Visita surpresa
Certo dia, um vizinho veio me contar que um amigo dele havia morrido. Isso causou um choque em mim e em outros amigos em comum. Todo mundo vai morrer, isso a gente sabe. No entanto, está subentendido na sociedade que há idades “apropriadas” para se morrer; ademais, não espera-se que uma pessoa que estava malhando no dia anterior(!) morra de forma repentina. O horror provém dessas crenças. O homem que morreu era jovem e esbanjava uma suposta saúde.
Ele estava tomando café numa lanchonete. Os outros clientes só ouviram o barulho da queda. O cara morreu “do nada”. Caiu da cadeira, chegou ao chão já morto. Nem adiantaria chamar a ambulância. O acontecimento levou a reflexões sobre a fragilidade da vida.
- O cara estava bom ontem! Como ele pode ter morrido? - comentei isso com meu pai.
- A vida é assim! - respondeu meu pai. - Você está bom numa hora e de repente…
A situação é pior em bairros violentos e com infraestrutura de baixa qualidade. Suspeito que as “mortes repentinas” sejam mais prováveis em regiões mais pobres. Em locais assim, a causa mortis não vem somente de um vírus, de um ataque cardíaco (que matou o amigo do meu vizinho), de um derrame ou coisa parecida. A pessoa pode ser vítima da barbárie. Exemplos não faltam.
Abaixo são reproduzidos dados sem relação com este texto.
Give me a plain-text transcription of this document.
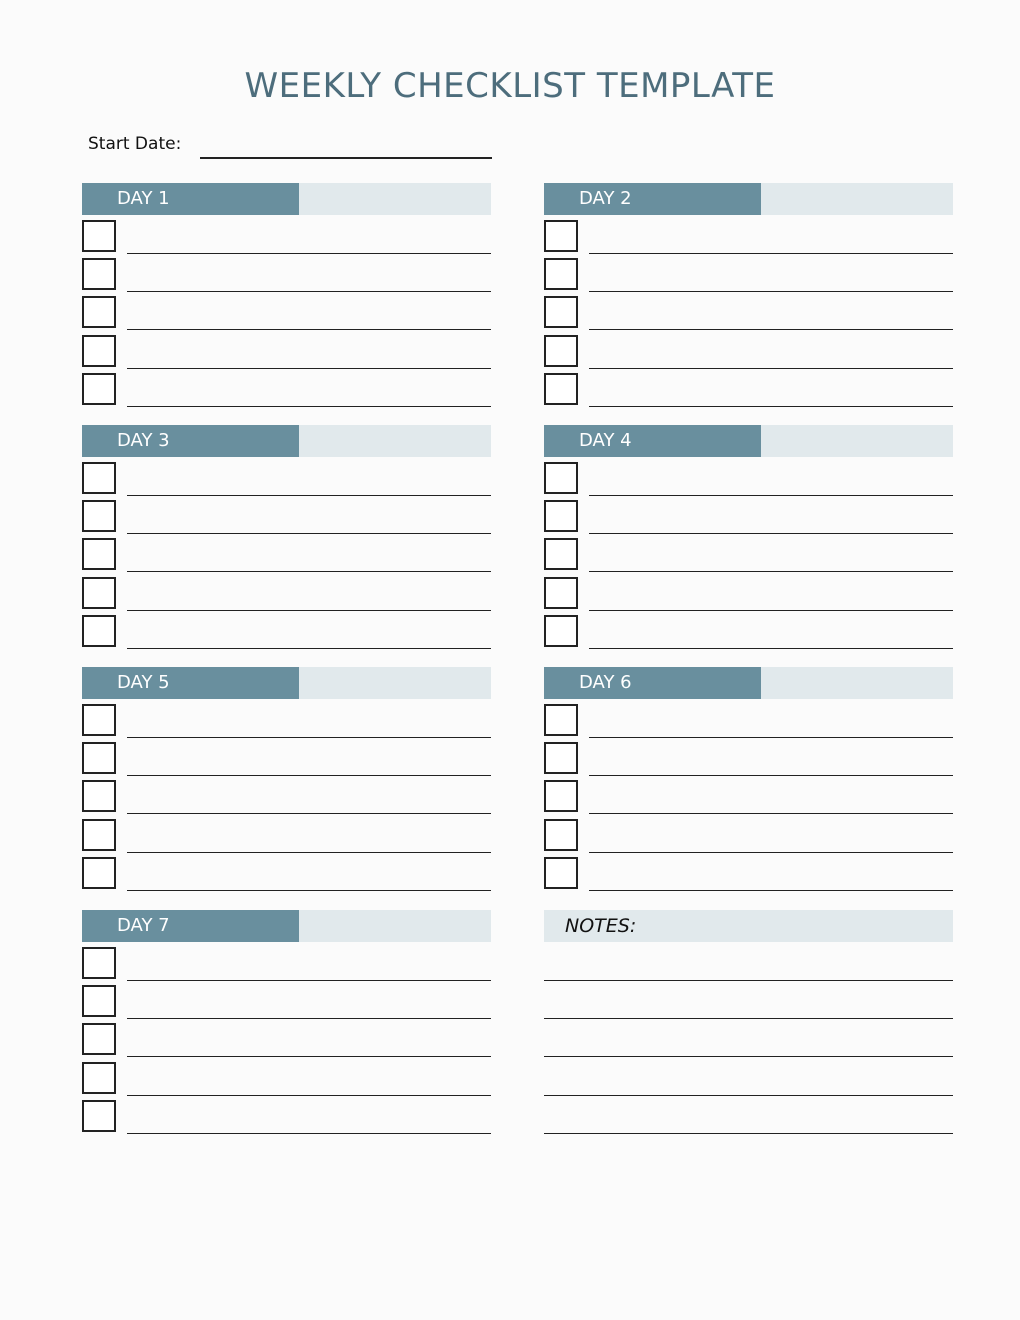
WEEKLY CHECKLIST TEMPLATE
Start Date:
DAY 1	DAY 2
DAY 3	DAY 4
DAY 5	DAY 6
DAY 7	NOTES:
Lembro que eu e meus amigos assistíamos (involuntariamente) um rapaz agredir sua namorada enquanto ambos subiam as escadarias da rua onde morávamos. Era perturbador. Ele não apenas batia como também a agredia verbalmente. Esse “espetáculo” da desgraça alheia (olhares surgiam das janelas) ocorria toda sexta-feira. Como se sabe, é o dia do “sextou”, o que implica em bebedeira e consequente violência.
Até que chegou uma sexta-feira e não vimos o casal.
Mais outra sexta. E nada.
Mais outra…
Não vimos mais. Depois nos contaram que esse cara foi assassinado.
- No dia anterior, ele havia ido à igreja e tinha aceitado Jesus. - me contou uma senhora. - Ele estava tão bem e feliz! No outro dia, mataram ele.
Eu e meus amigos ficamos especulando e suspeitávamos da namorada vítima de violência doméstica.
Outro exemplo: um rapaz correu atrás de outro com a intenção de agredi-lo. O alvo foi mais rápido e conseguiu escapar subindo uma das escadarias do bairro. O evento atraiu olhares, o que irritou o agressor em potencial.
- Vocês deveriam ir lavar uma roupa em vez de ficar vendo a vida dos outros! - ele disse.
No outro dia, ele foi assassinado em frente a uma farmácia.
Eu eu meus amigos, de novo, ficamos especulando.
- Tenho certeza que aquela velha ficou furiosa por ter sido acusada de “ver a vida dos outros”. Acho que foi ela quem mandou matar! - me disse um amigo.
Tempos depois, o alvo da agressão também foi assassinado!
Especulações e teorias à parte, me espanta como a vida pode ser frágil como um ovo. Todos os três mortos citados nesta crônica eram jovens. Em “Na Hora do Almoço”, Belchior alerta: “Deixemos de coisas, cuidemos da vida/Senão chega a morte ou coisa parecida/E nos arrasta moço sem ter visto a vida”. No Brasil, todos os dias a morte arrasta pessoas jovens.
E também me espanta o fato de não haver muita gente se desesperando por saber que a vida pode acabar a qualquer momento. Os psicólogos chamam isso de “Tolerância à Incerteza”. Parece-me que vivemos como se fôssemos imortais.